Пока Женя ходила на кухню, Феликс вынул телефон из кармана и отключил видеозвонок.
– Держи, – сказала она, протягивая граненый стакан.
– Прости, что впустую потратил твое время.
– Ничего.
Пока Феликс одевался, Женя растерянно на него смотрела.
– Может с тобой сходить до остановки?
– Спасибо, но не стоит.
– Не упадешь в обморок?
– Не переживай – не упаду.
Флейман отодвинул щеколду и пошел на лестничную клетку. Женя, выглядывая из двери, проводила его взглядом, пока тот не скрылся под ступеньками.
Раздался звонок.
– «Я резко встал и в глазах помутнело». Ты серьезно? Отстойней подката к девушке невозможно придумать.
– А что я должен был сказать? Слушай, если ты извращенка, то приезжай к Жене и сама тискай ее везде, где хочешь.
– Ты провалил задание.
Воскресенская бросила трубку.
Флейман вышел на улицу. Небеса по старой привычке роняли на плечи и головы прохожих хлопья размокшего снега. Ловя его ресницами, они брели точно в молочном бреду – гадательно, кривыми тропами.
Феликсу захотелось одымить назойливых белых мух. Помятая пачка Lucky Strike с наполовину выпавшим из сигарет табаком всегда валялась в кармане его сумки. Вставив фильтр себе в губы, он потянулся за спичками с голубыми головками, какие раздают в престижных ресторанах вместо визиток. Найдя коробок, он достал пятисантиметровый брусок и чиркнул его серной головкой. Зажегся маячок. Следом по соседству еще один. Полость рта наполнилась дымом. Чадя, он с упоением закрыл глаза, точно бы вдохнул чистейший горный воздух.
Минуту совершенной гармонии разбил звон назойливого мессенджера.
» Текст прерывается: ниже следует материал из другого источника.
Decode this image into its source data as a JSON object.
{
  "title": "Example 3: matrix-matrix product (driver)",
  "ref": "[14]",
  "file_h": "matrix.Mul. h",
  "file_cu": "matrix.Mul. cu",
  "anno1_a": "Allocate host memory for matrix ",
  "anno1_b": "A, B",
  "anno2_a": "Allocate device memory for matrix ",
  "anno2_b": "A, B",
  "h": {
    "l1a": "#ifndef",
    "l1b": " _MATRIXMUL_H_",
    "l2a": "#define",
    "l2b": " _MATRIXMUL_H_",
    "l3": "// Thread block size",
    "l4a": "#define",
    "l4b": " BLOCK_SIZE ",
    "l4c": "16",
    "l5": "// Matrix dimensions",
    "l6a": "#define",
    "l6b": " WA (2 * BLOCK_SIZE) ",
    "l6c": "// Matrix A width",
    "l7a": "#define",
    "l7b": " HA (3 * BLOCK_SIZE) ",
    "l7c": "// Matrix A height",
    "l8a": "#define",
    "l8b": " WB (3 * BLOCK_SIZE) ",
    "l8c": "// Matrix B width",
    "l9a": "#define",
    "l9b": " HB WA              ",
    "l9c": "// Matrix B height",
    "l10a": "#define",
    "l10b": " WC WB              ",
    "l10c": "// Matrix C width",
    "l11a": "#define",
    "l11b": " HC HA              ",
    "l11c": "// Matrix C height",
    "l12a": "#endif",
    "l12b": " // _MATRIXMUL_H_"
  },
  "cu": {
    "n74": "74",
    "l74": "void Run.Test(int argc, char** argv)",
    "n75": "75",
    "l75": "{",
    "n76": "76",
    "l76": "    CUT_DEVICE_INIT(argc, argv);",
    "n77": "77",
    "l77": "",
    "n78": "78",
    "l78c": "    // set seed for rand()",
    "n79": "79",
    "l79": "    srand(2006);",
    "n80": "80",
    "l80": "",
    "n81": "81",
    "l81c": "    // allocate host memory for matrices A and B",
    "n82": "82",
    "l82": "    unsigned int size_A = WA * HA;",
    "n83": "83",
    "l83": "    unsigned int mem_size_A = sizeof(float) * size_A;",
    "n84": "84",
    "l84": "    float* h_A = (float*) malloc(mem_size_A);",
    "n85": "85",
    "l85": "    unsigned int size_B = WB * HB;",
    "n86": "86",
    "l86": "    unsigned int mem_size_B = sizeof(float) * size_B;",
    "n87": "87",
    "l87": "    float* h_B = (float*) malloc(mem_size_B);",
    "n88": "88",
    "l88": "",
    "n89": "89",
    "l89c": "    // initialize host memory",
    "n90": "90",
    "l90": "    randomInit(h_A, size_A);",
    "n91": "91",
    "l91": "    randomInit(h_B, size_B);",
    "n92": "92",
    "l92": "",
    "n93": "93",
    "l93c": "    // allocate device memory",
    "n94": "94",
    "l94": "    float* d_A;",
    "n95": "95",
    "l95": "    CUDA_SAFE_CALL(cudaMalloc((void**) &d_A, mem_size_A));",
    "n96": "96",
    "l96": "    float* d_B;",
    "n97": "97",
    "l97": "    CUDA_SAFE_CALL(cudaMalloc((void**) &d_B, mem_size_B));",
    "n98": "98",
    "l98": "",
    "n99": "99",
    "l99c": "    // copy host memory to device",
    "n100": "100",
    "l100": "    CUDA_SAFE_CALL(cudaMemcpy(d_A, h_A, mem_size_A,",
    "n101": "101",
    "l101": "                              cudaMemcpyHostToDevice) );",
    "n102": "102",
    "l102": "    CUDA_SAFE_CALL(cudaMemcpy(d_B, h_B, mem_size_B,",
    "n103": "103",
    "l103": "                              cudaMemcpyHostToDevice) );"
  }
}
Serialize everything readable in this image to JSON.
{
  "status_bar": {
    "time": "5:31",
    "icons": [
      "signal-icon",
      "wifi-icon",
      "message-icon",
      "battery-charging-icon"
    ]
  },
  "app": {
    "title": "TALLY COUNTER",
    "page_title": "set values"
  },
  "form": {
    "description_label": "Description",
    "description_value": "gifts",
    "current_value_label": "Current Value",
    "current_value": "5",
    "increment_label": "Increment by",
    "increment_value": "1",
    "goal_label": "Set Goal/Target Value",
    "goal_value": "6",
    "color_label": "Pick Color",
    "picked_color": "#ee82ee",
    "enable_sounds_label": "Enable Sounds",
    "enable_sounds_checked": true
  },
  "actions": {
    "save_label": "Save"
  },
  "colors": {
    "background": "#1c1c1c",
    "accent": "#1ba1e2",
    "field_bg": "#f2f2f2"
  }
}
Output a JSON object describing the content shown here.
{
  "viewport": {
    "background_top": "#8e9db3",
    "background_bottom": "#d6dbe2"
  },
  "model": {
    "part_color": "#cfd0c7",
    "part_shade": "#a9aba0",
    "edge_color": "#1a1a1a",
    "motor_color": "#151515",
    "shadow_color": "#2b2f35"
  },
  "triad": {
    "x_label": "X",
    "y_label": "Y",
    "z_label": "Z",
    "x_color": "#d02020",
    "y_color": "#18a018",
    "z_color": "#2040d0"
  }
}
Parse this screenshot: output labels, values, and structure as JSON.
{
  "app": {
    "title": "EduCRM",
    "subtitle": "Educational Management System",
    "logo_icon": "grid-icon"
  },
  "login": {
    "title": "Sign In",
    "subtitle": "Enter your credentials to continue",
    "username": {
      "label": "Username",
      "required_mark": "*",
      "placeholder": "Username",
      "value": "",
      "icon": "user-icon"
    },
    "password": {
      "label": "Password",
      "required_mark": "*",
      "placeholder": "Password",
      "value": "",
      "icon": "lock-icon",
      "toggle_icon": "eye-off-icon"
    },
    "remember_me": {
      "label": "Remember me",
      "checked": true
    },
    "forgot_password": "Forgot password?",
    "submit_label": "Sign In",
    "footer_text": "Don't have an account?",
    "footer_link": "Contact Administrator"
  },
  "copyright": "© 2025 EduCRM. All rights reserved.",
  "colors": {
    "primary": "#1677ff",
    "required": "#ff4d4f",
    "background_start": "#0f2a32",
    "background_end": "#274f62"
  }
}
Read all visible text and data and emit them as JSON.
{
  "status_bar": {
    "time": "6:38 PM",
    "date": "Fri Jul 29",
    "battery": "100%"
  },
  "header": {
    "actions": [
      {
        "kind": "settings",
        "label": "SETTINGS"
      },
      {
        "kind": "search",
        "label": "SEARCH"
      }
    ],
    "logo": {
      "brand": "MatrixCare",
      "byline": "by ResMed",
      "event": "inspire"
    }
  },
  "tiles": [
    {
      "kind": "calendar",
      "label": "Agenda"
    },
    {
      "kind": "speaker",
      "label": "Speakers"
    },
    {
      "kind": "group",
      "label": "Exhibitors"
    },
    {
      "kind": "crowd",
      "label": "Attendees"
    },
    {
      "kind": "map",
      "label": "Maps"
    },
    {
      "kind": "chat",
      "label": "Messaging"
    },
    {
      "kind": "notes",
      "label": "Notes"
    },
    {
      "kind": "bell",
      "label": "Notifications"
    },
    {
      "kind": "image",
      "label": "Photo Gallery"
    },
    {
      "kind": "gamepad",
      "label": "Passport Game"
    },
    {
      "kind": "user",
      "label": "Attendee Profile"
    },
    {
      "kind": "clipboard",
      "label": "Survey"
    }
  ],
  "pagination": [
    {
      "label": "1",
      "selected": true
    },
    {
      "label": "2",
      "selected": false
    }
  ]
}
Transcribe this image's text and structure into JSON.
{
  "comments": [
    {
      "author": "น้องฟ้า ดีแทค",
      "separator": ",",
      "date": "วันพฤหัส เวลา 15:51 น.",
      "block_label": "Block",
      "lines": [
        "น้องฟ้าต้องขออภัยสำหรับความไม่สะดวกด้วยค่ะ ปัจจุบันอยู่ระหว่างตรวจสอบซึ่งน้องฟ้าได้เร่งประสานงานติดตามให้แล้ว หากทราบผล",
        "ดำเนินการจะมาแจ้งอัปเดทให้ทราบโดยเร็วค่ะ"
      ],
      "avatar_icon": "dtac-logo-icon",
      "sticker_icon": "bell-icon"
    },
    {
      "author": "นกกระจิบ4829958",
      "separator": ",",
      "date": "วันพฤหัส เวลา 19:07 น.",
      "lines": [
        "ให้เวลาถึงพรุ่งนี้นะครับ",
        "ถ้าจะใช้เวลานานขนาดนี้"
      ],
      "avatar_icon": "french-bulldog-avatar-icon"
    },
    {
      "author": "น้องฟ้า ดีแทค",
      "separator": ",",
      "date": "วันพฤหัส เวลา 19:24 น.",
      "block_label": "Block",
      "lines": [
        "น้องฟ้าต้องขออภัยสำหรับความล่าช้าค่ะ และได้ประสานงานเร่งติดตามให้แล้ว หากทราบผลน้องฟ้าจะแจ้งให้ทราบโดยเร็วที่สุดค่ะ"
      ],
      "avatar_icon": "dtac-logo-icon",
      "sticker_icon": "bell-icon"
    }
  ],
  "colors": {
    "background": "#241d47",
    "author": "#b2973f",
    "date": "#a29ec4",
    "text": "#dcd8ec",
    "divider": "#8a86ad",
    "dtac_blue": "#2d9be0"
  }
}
Василиса(20:15): ул. Мельковская 15, кв. 36. Этаж 6. Метро Динамо.
Флейман сорвался с места. Весь путь до ближайшей станции он бежал не жалея легких. Пройдя сквозь скалящийся турникет, неосознанная боязнь которого сохраняется на всю жизнь, он стал опрометью спускаться вниз по ступеням эскалатора. Через минуту он уже стоял в вагоне метро. Еще через пять – выходил из перехода «Динамо».
Дом на Мельковской оказался из тех современных построек, которые портят историческую панораму города. Окруженный с четырех сторон забором из стальных прутьев, он представлял собой экзотического зверя в богатой клетке. И было вполне естественно, что Флейман не поверил, что все происходящее правда, когда подошел к домофону. Последнее сообщение вполне могло быть очередной издевкой эксцентричной девушки ради смеха. Но он все равно рискнул, набрал номер и дверь открылась после первого же сигнала.
Внутри двора все казалось искусственно-уютным: ровные камушки мостовой под ногами, настоящие аттракционы на детской площадке, столбики с пакетиками для собачьих подарков. У входной двери – еще один домофон с куполом видеокамер. Набрал номер – снова сразу открыли. В фойе оказалось аж шесть лифтов: первый пришел буквально через секунды три-четыре. А еще через десять кабинка уже была на шестом этаже.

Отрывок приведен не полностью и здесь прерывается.